Saunderswood is a small tree of the family Leguminosae and is a native of Southern India and the Philippines. Sometimes called Red Sanders, Red Sandalwood or Sanderswood but not to be confused with the fragrant or True Sandalwoods (Santalum sp), which are now protected species and no longer available for sale.
The dark red heartwood of saunderswood is used for dyeing and produces a range of shades of browns. The wood is resinous and can produce two dyes, a red and a brown.
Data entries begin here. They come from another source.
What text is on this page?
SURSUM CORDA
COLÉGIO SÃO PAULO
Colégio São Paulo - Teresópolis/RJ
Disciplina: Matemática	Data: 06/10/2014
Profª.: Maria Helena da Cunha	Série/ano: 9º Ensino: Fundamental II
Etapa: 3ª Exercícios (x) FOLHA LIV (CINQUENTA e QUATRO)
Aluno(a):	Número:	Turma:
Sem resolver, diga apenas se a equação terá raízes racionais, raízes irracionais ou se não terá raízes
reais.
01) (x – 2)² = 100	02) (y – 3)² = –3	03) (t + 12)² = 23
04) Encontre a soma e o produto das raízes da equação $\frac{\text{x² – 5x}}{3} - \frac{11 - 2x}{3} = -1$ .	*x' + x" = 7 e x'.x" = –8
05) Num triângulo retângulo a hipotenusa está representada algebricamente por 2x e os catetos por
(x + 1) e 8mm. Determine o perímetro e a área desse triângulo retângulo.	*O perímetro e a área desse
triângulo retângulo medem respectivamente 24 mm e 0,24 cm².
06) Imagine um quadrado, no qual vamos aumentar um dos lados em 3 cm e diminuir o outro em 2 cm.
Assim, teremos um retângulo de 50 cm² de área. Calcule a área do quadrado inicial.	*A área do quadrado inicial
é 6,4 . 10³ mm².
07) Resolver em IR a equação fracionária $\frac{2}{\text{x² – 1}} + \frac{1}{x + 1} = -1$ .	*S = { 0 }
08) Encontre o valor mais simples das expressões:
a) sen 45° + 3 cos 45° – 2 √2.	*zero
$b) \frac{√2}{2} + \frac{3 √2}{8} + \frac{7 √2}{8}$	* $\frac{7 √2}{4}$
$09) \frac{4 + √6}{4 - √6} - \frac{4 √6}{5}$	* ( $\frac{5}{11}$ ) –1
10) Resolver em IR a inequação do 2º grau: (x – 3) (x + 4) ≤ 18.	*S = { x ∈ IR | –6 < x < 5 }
The red dye is not soluble in water, but the brown one is.
Saunderswood is not a strong or easy dye to use but it is historically important to replicate recipes found in old dyers books and for re-enactment costumes.
Dyeing with Saunderswood
What you need to start:-
- 100 grams saunderswood chips
- 100 grams of mordanted wool
- a plastic sieve
1) Soaking and boiling the saunderswood
Put the saunderswood chips in a saucepan, cover with boiling water and leave overnight.
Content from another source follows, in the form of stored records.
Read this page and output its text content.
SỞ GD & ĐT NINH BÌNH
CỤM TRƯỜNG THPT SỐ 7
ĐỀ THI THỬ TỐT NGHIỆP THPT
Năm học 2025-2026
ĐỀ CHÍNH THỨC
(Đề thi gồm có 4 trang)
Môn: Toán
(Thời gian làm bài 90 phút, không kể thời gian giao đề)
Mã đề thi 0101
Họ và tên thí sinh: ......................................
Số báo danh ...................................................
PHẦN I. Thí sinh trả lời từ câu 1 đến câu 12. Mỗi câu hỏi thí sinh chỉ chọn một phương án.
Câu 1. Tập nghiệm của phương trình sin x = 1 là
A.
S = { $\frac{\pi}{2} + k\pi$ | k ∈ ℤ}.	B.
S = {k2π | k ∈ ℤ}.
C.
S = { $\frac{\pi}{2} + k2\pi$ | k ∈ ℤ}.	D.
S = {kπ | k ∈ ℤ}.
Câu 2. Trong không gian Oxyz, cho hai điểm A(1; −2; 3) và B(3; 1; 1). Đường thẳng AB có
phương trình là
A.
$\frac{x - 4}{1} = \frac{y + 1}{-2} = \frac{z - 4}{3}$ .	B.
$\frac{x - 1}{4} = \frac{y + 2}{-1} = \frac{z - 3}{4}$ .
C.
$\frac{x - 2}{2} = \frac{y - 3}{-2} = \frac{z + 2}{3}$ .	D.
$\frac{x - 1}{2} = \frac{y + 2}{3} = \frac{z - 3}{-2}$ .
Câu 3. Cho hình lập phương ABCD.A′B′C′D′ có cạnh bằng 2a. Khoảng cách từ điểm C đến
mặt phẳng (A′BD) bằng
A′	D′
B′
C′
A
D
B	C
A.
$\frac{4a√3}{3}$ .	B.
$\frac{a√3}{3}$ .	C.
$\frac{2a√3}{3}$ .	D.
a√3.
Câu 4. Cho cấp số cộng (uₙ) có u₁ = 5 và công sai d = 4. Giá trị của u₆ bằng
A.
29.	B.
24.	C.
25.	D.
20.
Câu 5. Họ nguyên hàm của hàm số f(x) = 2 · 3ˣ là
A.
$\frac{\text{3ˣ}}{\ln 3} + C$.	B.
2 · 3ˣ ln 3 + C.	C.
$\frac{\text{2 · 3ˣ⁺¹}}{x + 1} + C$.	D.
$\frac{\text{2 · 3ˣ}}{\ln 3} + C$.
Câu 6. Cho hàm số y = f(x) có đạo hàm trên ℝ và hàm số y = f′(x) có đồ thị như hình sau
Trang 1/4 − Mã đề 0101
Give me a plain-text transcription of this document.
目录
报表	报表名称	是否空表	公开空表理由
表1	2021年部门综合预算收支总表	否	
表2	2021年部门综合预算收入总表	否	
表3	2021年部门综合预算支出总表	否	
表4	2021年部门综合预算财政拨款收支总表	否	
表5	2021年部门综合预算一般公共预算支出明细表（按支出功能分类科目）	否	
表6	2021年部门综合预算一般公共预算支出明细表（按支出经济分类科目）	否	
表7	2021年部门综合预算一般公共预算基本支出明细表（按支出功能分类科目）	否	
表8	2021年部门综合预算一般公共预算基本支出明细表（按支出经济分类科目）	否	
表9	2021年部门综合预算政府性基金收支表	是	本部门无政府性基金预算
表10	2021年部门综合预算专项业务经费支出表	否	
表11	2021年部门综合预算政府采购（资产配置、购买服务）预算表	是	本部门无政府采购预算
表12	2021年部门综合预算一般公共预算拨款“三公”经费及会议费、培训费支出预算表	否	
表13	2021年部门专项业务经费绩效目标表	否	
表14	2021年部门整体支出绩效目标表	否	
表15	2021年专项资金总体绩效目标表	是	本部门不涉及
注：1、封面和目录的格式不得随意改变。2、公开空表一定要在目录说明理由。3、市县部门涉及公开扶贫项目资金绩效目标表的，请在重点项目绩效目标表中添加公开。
The following day, boil the chips in the water for two or three hours and leave at least overnight, if possible longer.
2) Straining the saunderswood chips
You must remove the saunderswood chips before adding the fibre as the chips have small barbs that attach themselves to the fibre. Pour the contents of the saucepan through a plastic sieve, saving the liquid.
3) Dyeing the wool
Add 100 grams of wool mordanted with alum to the dye bath and simmer for an hour.
Take the wool out and add another 50 grams of wool for paler colours.
Note: In the past saunderswood was soaked in alcohol to extract a bright red colour, but this is no longer recommended, as alcohol is flammable. Furthermore, the colouring matter is precipitated when the alcoholic solution is diluted with water.